Stone Mountain Memorial Association considers additions to park

Board members spar during contentious meeting
The Atlanta chapter of the NAACP is holding a protest at Stone Mountain on July 4, calling for the carvings of Confederate leaders to be removed from the mountain.

Credit: KENT D. JOHNSON/AJC file

Credit: KENT D. JOHNSON/AJC file

The Atlanta chapter of the NAACP is holding a protest at Stone Mountain on July 4, calling for the carvings of Confederate leaders to be removed from the mountain.

The Stone Mountain Memorial Association could vote as soon as next month to make some additions to Georgia’s most popular — and most divisive — tourist attraction.

Board chairman Ray Stallings Smith III declined Monday to provide specifics about what’s being proposed for Stone Mountain Park. But he said the changes being discussed would help balance the historical picture at the home of the world’s largest Confederate monument, which has re-emerged as a cultural flashpoint during this summer’s protests over police killings of Black people and the national discourse about systemic racism.

While details were scarce, Smith said the memorial association has been discussing potential changes with Gov. Brian Kemp’s office — and that removing or altering the massive mountainside carving of Confederate leaders Jefferson Davis, Stonewall Jackson and Robert E. Lee was not on the table.

“The carving is protected by state law, as far as we’re concerned,” Smith said.

Kemp’s office declined to comment Monday about any potential changes at the park.

News of the potential additions, whatever they may be, came out of a contentious meeting in which Gregory B. Levett Sr. and Rev. Abraham Mosley, the memorial association’s two Black members, decried their colleagues’ lack of action over the years and said it was time for changes to be seriously considered.

Members of a new grassroots group called the Stone Mountain Action Coalition, whose members include Atlanta Beltline visionary Ryan Gravel, also attended the meeting.

Levett made a motion for the board to adopt suggestions made by the group — which include retiring the Confederate flags flown at the park, renaming nearby streets, and “stopping maintenance of the carving” — and submit them as recommendations to the state legislature and the governor. Those are not believed to be the changes Smith had referenced.

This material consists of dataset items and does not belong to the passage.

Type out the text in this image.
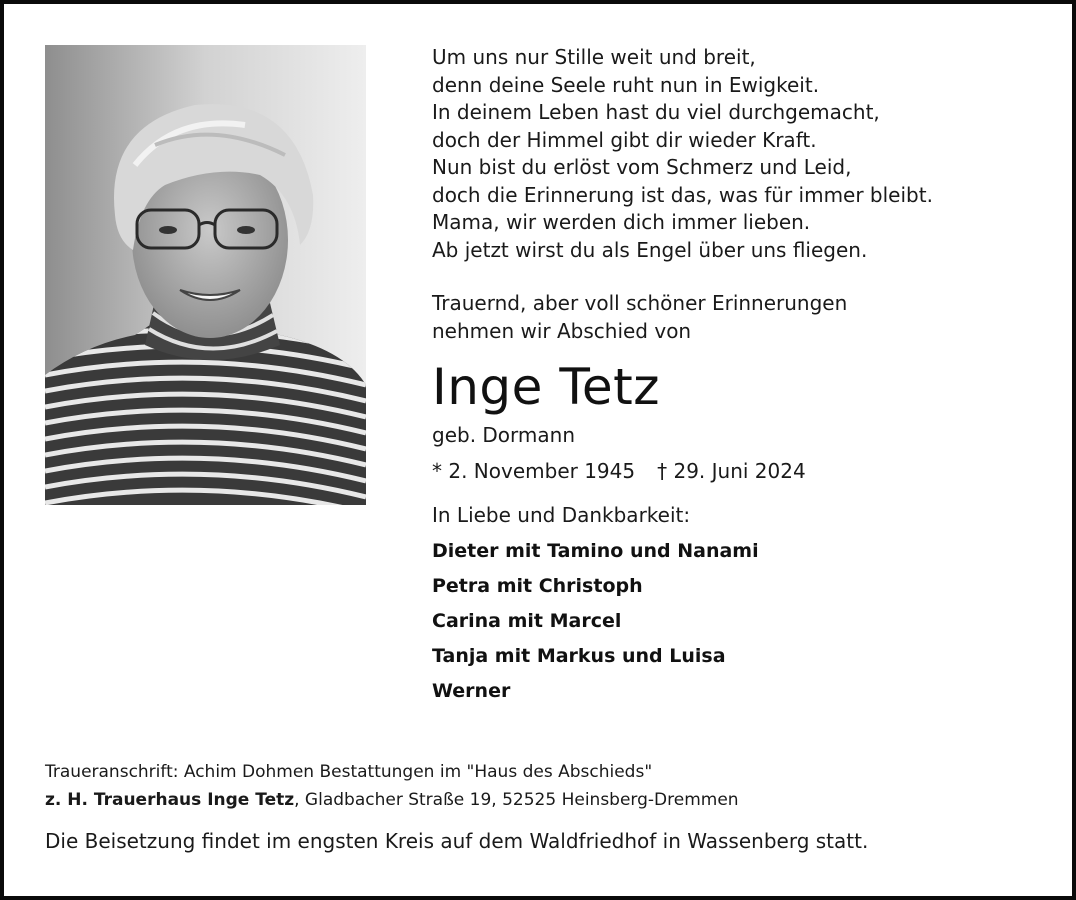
Um uns nur Stille weit und breit,
denn deine Seele ruht nun in Ewigkeit.
In deinem Leben hast du viel durchgemacht,
doch der Himmel gibt dir wieder Kraft.
Nun bist du erlöst vom Schmerz und Leid,
doch die Erinnerung ist das, was für immer bleibt.
Mama, wir werden dich immer lieben.
Ab jetzt wirst du als Engel über uns fliegen.
Trauernd, aber voll schöner Erinnerungen
nehmen wir Abschied von
Inge Tetz
geb. Dormann
* 2. November 1945 † 29. Juni 2024
In Liebe und Dankbarkeit:
Dieter mit Tamino und Nanami
Petra mit Christoph
Carina mit Marcel
Tanja mit Markus und Luisa
Werner
Traueranschrift: Achim Dohmen Bestattungen im "Haus des Abschieds"
z. H. Trauerhaus Inge Tetz, Gladbacher Straße 19, 52525 Heinsberg-Dremmen
Die Beisetzung findet im engsten Kreis auf dem Waldfriedhof in Wassenberg statt.
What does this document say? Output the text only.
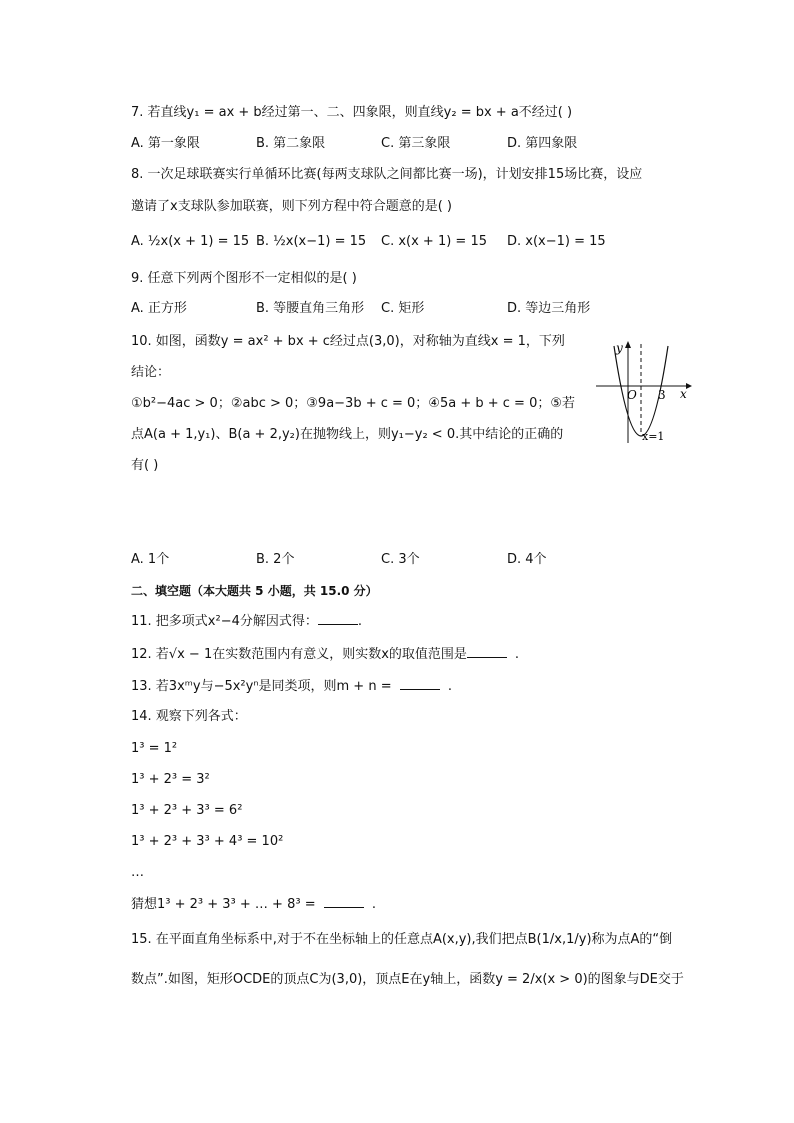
7. 若直线y₁ = ax + b经过第一、二、四象限，则直线y₂ = bx + a不经过( )
A. 第一象限	B. 第二象限	C. 第三象限	D. 第四象限
8. 一次足球联赛实行单循环比赛(每两支球队之间都比赛一场)，计划安排15场比赛，设应
邀请了x支球队参加联赛，则下列方程中符合题意的是( )
A. ½x(x + 1) = 15 B. ½x(x−1) = 15 C. x(x + 1) = 15 D. x(x−1) = 15
9. 任意下列两个图形不一定相似的是( )
A. 正方形	B. 等腰直角三角形 C. 矩形	D. 等边三角形
10. 如图，函数y = ax² + bx + c经过点(3,0)，对称轴为直线x = 1，下列
结论：
①b²−4ac > 0；②abc > 0；③9a−3b + c = 0；④5a + b + c = 0；⑤若
点A(a + 1,y₁)、B(a + 2,y₂)在抛物线上，则y₁−y₂ < 0.其中结论的正确的
有( )
y
x
O 3
x=1
A. 1个	B. 2个	C. 3个	D. 4个
二、填空题（本大题共 5 小题，共 15.0 分）
11. 把多项式x²−4分解因式得：	.
12. 若√x − 1在实数范围内有意义，则实数x的取值范围是	.
13. 若3xᵐy与−5x²yⁿ是同类项，则m + n =	.
14. 观察下列各式：
1³ = 1²
1³ + 2³ = 3²
1³ + 2³ + 3³ = 6²
1³ + 2³ + 3³ + 4³ = 10²
…
猜想1³ + 2³ + 3³ + … + 8³ =	.
15. 在平面直角坐标系中,对于不在坐标轴上的任意点A(x,y),我们把点B(1/x,1/y)称为点A的“倒
数点”.如图，矩形OCDE的顶点C为(3,0)，顶点E在y轴上，函数y = 2/x(x > 0)的图象与DE交于
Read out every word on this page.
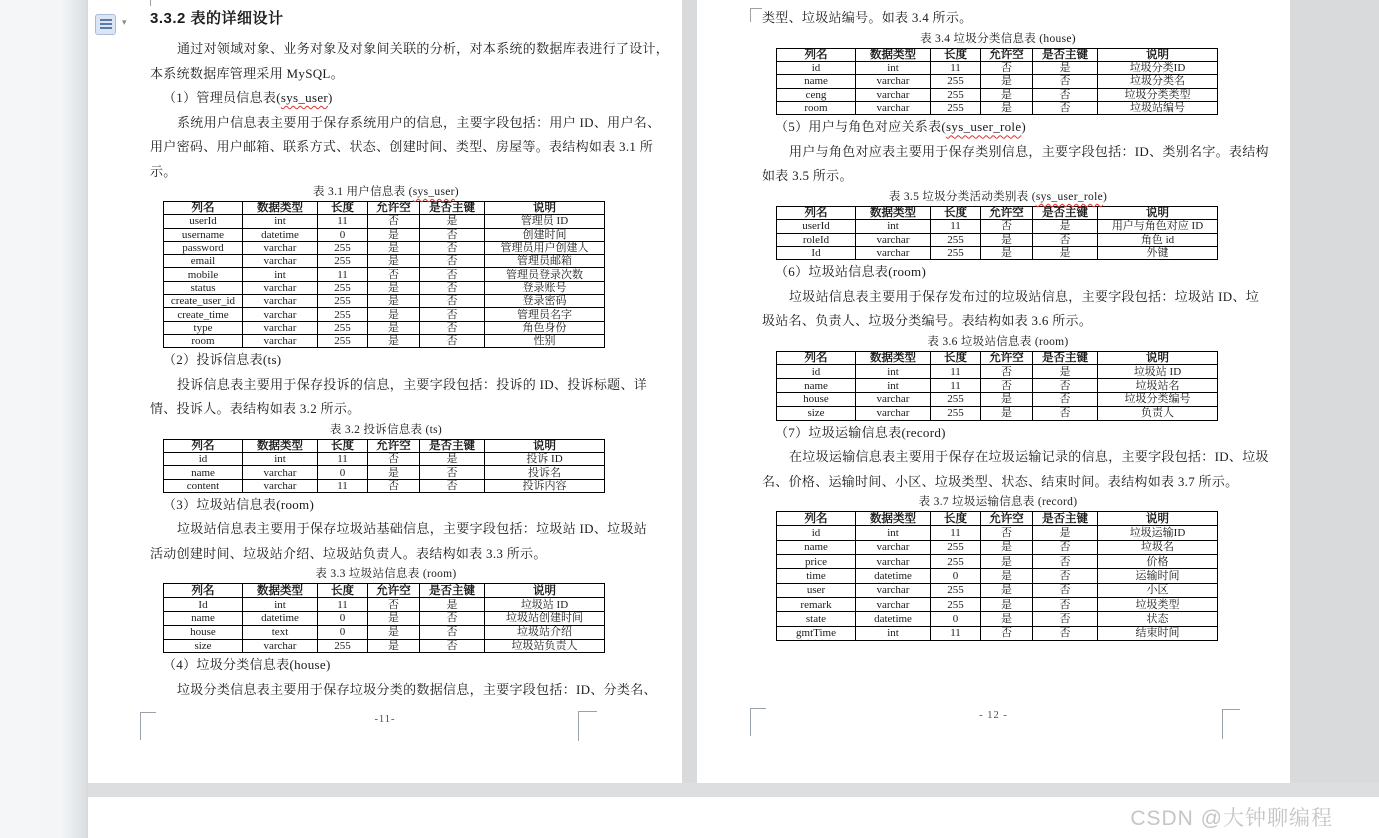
3.3.2 表的详细设计
通过对领域对象、业务对象及对象间关联的分析，对本系统的数据库表进行了设计，
本系统数据库管理采用 MySQL。
（1）管理员信息表(sys_user)
系统用户信息表主要用于保存系统用户的信息，主要字段包括：用户 ID、用户名、
用户密码、用户邮箱、联系方式、状态、创建时间、类型、房屋等。表结构如表 3.1 所
示。
表 3.1 用户信息表 (sys_user)
列名	数据类型	长度	允许空	是否主键	说明
userId	int	11	否	是	管理员 ID
username	datetime	0	是	否	创建时间
password	varchar	255	是	否	管理员用户创建人
email	varchar	255	是	否	管理员邮箱
mobile	int	11	否	否	管理员登录次数
status	varchar	255	是	否	登录账号
create_user_id	varchar	255	是	否	登录密码
create_time	varchar	255	是	否	管理员名字
type	varchar	255	是	否	角色身份
room	varchar	255	是	否	性别
（2）投诉信息表(ts)
投诉信息表主要用于保存投诉的信息，主要字段包括：投诉的 ID、投诉标题、详
情、投诉人。表结构如表 3.2 所示。
表 3.2 投诉信息表 (ts)
列名	数据类型	长度	允许空	是否主键	说明
id	int	11	否	是	投诉 ID
name	varchar	0	是	否	投诉名
content	varchar	11	否	否	投诉内容
（3）垃圾站信息表(room)
垃圾站信息表主要用于保存垃圾站基础信息，主要字段包括：垃圾站 ID、垃圾站
活动创建时间、垃圾站介绍、垃圾站负责人。表结构如表 3.3 所示。
表 3.3 垃圾站信息表 (room)
列名	数据类型	长度	允许空	是否主键	说明
Id	int	11	否	是	垃圾站 ID
name	datetime	0	是	否	垃圾站创建时间
house	text	0	是	否	垃圾站介绍
size	varchar	255	是	否	垃圾站负责人
（4）垃圾分类信息表(house)
垃圾分类信息表主要用于保存垃圾分类的数据信息，主要字段包括：ID、分类名、
-11-
类型、垃圾站编号。如表 3.4 所示。
表 3.4 垃圾分类信息表 (house)
列名	数据类型	长度	允许空	是否主键	说明
id	int	11	否	是	垃圾分类ID
name	varchar	255	是	否	垃圾分类名
ceng	varchar	255	是	否	垃圾分类类型
room	varchar	255	是	否	垃圾站编号
（5）用户与角色对应关系表(sys_user_role)
用户与角色对应表主要用于保存类别信息，主要字段包括：ID、类别名字。表结构
如表 3.5 所示。
表 3.5 垃圾分类活动类别表 (sys_user_role)
列名	数据类型	长度	允许空	是否主键	说明
userId	int	11	否	是	用户与角色对应 ID
roleId	varchar	255	是	否	角色 id
Id	varchar	255	是	是	外键
（6）垃圾站信息表(room)
垃圾站信息表主要用于保存发布过的垃圾站信息，主要字段包括：垃圾站 ID、垃
圾站名、负责人、垃圾分类编号。表结构如表 3.6 所示。
表 3.6 垃圾站信息表 (room)
列名	数据类型	长度	允许空	是否主键	说明
id	int	11	否	是	垃圾站 ID
name	int	11	否	否	垃圾站名
house	varchar	255	是	否	垃圾分类编号
size	varchar	255	是	否	负责人
（7）垃圾运输信息表(record)
在垃圾运输信息表主要用于保存在垃圾运输记录的信息，主要字段包括：ID、垃圾
名、价格、运输时间、小区、垃圾类型、状态、结束时间。表结构如表 3.7 所示。
表 3.7 垃圾运输信息表 (record)
列名	数据类型	长度	允许空	是否主键	说明
id	int	11	否	是	垃圾运输ID
name	varchar	255	是	否	垃圾名
price	varchar	255	是	否	价格
time	datetime	0	是	否	运输时间
user	varchar	255	是	否	小区
remark	varchar	255	是	否	垃圾类型
state	datetime	0	是	否	状态
gmtTime	int	11	否	否	结束时间
- 12 -
▾
CSDN @大钟聊编程
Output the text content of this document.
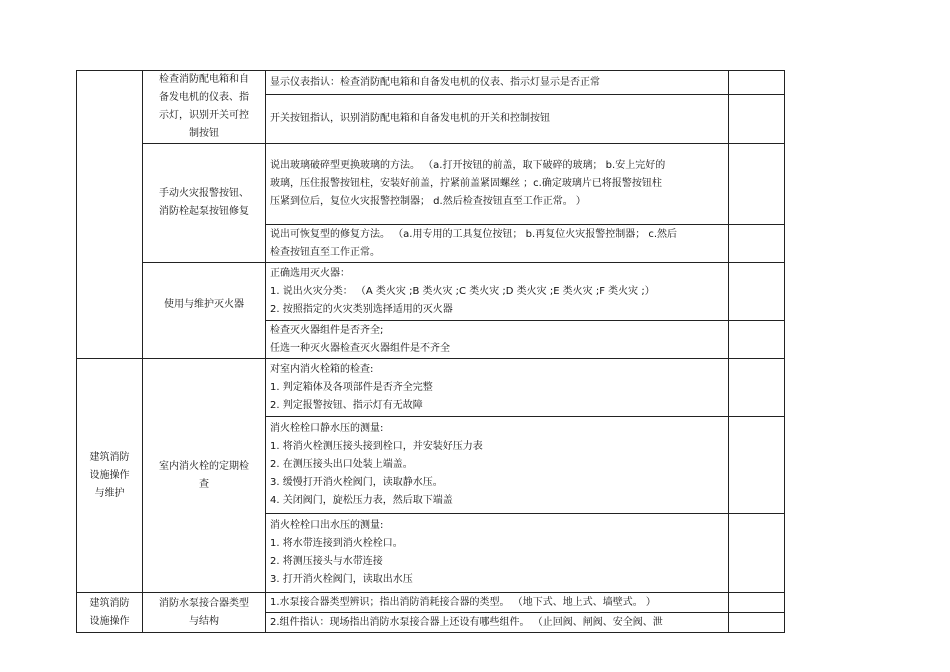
	检查消防配电箱和自
备发电机的仪表、指
示灯，识别开关可控
制按钮	显示仪表指认：检查消防配电箱和自备发电机的仪表、指示灯显示是否正常	

		开关按钮指认，识别消防配电箱和自备发电机的开关和控制按钮	

	手动火灾报警按钮、
消防栓起泵按钮修复	说出玻璃破碎型更换玻璃的方法。 （a.打开按钮的前盖，取下破碎的玻璃； b.安上完好的
玻璃，压住报警按钮柱，安装好前盖，拧紧前盖紧固螺丝 ；c.确定玻璃片已将报警按钮柱
压紧到位后，复位火灾报警控制器； d.然后检查按钮直至工作正常。 ）	

		说出可恢复型的修复方法。 （a.用专用的工具复位按钮； b.再复位火灾报警控制器； c.然后
检查按钮直至工作正常。	

	使用与维护灭火器	正确选用灭火器：
1. 说出火灾分类： （A 类火灾 ;B 类火灾 ;C 类火灾 ;D 类火灾 ;E 类火灾 ;F 类火灾 ;）
2. 按照指定的火灾类别选择适用的灭火器	

		检查灭火器组件是否齐全;
任选一种灭火器检查灭火器组件是不齐全	

建筑消防
设施操作
与维护	室内消火栓的定期检
查	对室内消火栓箱的检查:
1. 判定箱体及各项部件是否齐全完整
2. 判定报警按钮、指示灯有无故障	

		消火栓栓口静水压的测量:
1. 将消火栓测压接头接到栓口，并安装好压力表
2. 在测压接头出口处装上端盖。
3. 缓慢打开消火栓阀门，读取静水压。
4. 关闭阀门，旋松压力表，然后取下端盖	

		消火栓栓口出水压的测量:
1. 将水带连接到消火栓栓口。
2. 将测压接头与水带连接
3. 打开消火栓阀门，读取出水压	

建筑消防
设施操作	消防水泵接合器类型
与结构	1.水泵接合器类型辨识；指出消防消耗接合器的类型。 （地下式、地上式、墙壁式。 ）	

		2.组件指认：现场指出消防水泵接合器上还设有哪些组件。 （止回阀、闸阀、安全阀、泄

“We need to make decisions,” Levett said, “or get off the board.”

Smith said the motion was improper and that the board was still “in the process of doing our due diligence.” The chairman initially said the matter would be discussed in a forthcoming executive session, but a reporter from Channel 2 Action News stood up to say that would violate open meetings law.

Smith conceded and said discussions would be held in public during the board’s September meeting.

“We’re not brushing it under the rug, I assure you,” Smith said. “We’re gonna take it up, I assure you.”

The idea of a Confederate carving on Stone Mountain was originally conceived in the early 1900s, around the same time the modern Ku Klux Klan was born in the mountain’s shadow. Sam Venable, the Klan-affiliated businessman who owned the mountain and operated it as a granite quarry, originally leased the mountain’s north face to the United Daughters of the Confederacy in 1916.

Carving started in 1923 and carried on for about five years before it was halted by financial issues. Work resumed in the 1960s — a few years after the state of Georgia bought the mountain — and the completed carving was dedicated in 1970.

In more recent years, the mountain has come back into the spotlight and hosted both white nationalist rallies and counter-protests. Officials closed the park earlier this month after far-right protesters said they intended to show up for a demonstration despite their permit being denied.

The result was a tense clash between the militia-backed protesters and counter demonstrators in the streets of the nearby city of Stone Mountain.

“Having Confederate generals riding across the mountain is a symbol of hate,” Gravel said Monday. “And it’s certainly a magnet for people that hate.”

Many advocates have pushed for the carving to be removed altogether. And several local governments — including DeKalb County, where Stone Mountain sits — have recently circumvented state law to remove Confederate monuments in their communities.

But the state-owned mountain is a different political (and physical) challenge.

Previous efforts to provide a more inclusive history at the park have been hit or miss, too.

A few years ago, officials at Stone Mountain began work on a permanent museum exhibit highlighting the experience of Black Civil War soldiers. Another proposal to add a statue of Martin Luther King Jr. at the top of the mountain gained little traction.

Groups like the Stone Mountain Action Coalition are now asking officials to actively work toward making the park a place of “healing, reconciliation and natural beauty that welcomes everyone.”

“You have the power to make change,” Atlanta NAACP President Richard Rose said during Monday’s board meeting. “I beg you to use it.”

While touting the additions that could be coming, Smith said the memorial association does not have the power to do many of the things that were suggested. The association is a state agency whose purposes, as codified in Georgia law, include preserving the park’s natural areas and maintaining “an appropriate and suitable memorial for the Confederacy.”

“If you want those things to change, I would suggest that you go down to the Capitol,” Smith said.